На перроне стоял беспокойный, нервный Маяковский. Император косточкой постучал в стекло. Маяковский обернулся и, щурясь, заглянул в окно вагона. Увидев, что император за стеклом улыбается и отдаёт ему честь, поэт в ужасе отпрянул. Его высокая фигура исчезла в толпе, а Императору стало смешно, и он немного поулыбался. Потом снял фуражку. Его череп был вскрыт, мозг пульсировал. Царь положил на серую с красными прожилками массу крохотную иконку, прошептал что-то. Снова надел фуражку.

– И что, этот «Холоп» действительно сильная вещь?

– Не без этого. Да, пожалуй, что и слишком уж сильна, ваше величество. Давайте, оставлю вам пару кусочков, вечерком перед сном и почитаете сладенького, – Юнкер положил на столик два пирожных из «Норда». Император отклонил жестом: «ешьте сами». Юнкер постарался сделать это как можно быстрее. Рука с ж/д лычками на обшлаге услужливо протянула ему из коридора стакан чая с лимоном и забрала глухонемой товар.
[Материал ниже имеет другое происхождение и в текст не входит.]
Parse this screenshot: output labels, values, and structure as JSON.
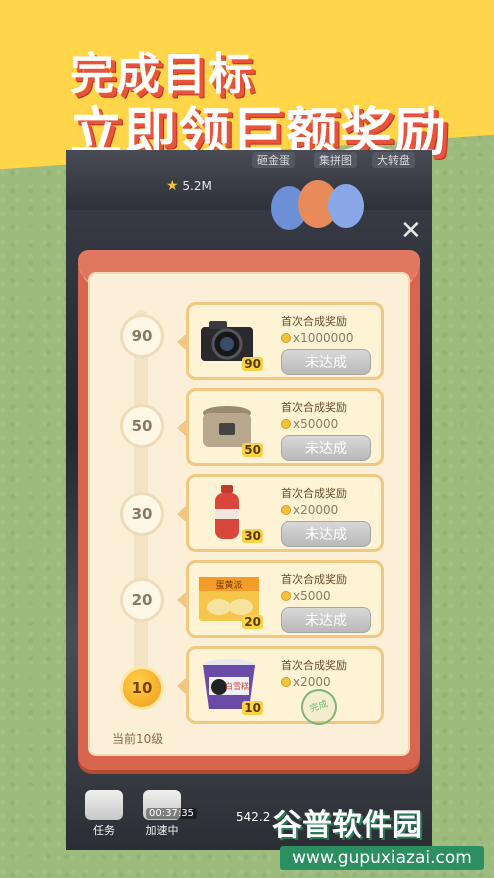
{
  "banner": {
    "line1": "完成目标",
    "line2": "立即领巨额奖励"
  },
  "game_header": {
    "tabs": [
      "砸金蛋",
      "集拼图",
      "大转盘"
    ],
    "coins": "5.2M"
  },
  "rewards_panel": {
    "milestones": [
      {
        "level": "90",
        "title": "首次合成奖励",
        "amount": "x1000000",
        "status": "未达成",
        "item_icon": "camera-icon",
        "item_level": "90"
      },
      {
        "level": "50",
        "title": "首次合成奖励",
        "amount": "x50000",
        "status": "未达成",
        "item_icon": "rice-cooker-icon",
        "item_level": "50"
      },
      {
        "level": "30",
        "title": "首次合成奖励",
        "amount": "x20000",
        "status": "未达成",
        "item_icon": "shampoo-bottle-icon",
        "item_level": "30"
      },
      {
        "level": "20",
        "title": "首次合成奖励",
        "amount": "x5000",
        "status": "未达成",
        "item_icon": "snack-box-icon",
        "item_level": "20",
        "item_label": "蛋黄派"
      },
      {
        "level": "10",
        "title": "首次合成奖励",
        "amount": "x2000",
        "status": "完成",
        "item_icon": "yogurt-cup-icon",
        "item_level": "10",
        "item_label": "白雪糕"
      }
    ],
    "current_label": "当前10级"
  },
  "bottom_bar": {
    "task_label": "任务",
    "speedup_label": "加速中",
    "timer": "00:37:35",
    "coins_partial": "542.2"
  },
  "watermark": {
    "name": "谷普软件园",
    "url": "www.gupuxiazai.com"
  },
  "colors": {
    "banner": "#ffd54a",
    "panel": "#d8664e",
    "paper": "#fbefd8",
    "button_disabled": "#c8c8c8",
    "current_node": "#f19a17",
    "watermark_green": "#2b8f62"
  }
}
– В среду я займусь четвергом, так вы, юнкер, субботой не увлекайтесь через пятницу, дождитесь во вторник понедельника, а в воскресенье я уже и сам в Ставке буду…

– Есть! – пробубнил набитым ртом Юнкер. Император, поморщившись, отказался:

– Да нет, есть ещё не хочется. А вот рюмочку можно, – царь достал плоскую фляжку, поднёс к губам. Поезд резко дёрнулся и он поперхнулся. Юнкер переждал кашель и продолжил доклад:

– Секретную переписку вчера попробовали потерять, негодяи! Спасибо, все парикмахерские в ночь работали, успели всех, и помылить и побрить: и по голове, и по бороде, и по барабану.

– Это вы уже перестарались! – отдышавшись, пожурил император.

– Никак нет, ваше величество!

– И что, уже и на барабанах растёт?! – изумился царь. – Чёрт те что, прости, Господи!..

Юнкер раздвинул стремянку в центре купе. Император поднялся по её ступеням, откинул в крыше вагона люк и выбрался наружу. Там забрался в корзину воздушного шара. Юнкер неотступно следовал за ним. Корзина отделилась от вагона и полетела над Европой дальше.

– А кому что присудили?

– Ну, с этим пока справляемся. В общей сложности показателей сроков посадки не снижаем. Главный срок шмона в пол-лимона дали одному коллективу–медитативу.

– Как называется?

– «Сядь со мною рядом».

– А что, хорошее название. За что их?

– Да сами дураки виноваты, лезут, как всегда, на рожон – получили премию Шнобеля.

– А с какого это переляку им её дали?

– Тут как раз всё чисто – за «Наводки по разработке непогодки на водке».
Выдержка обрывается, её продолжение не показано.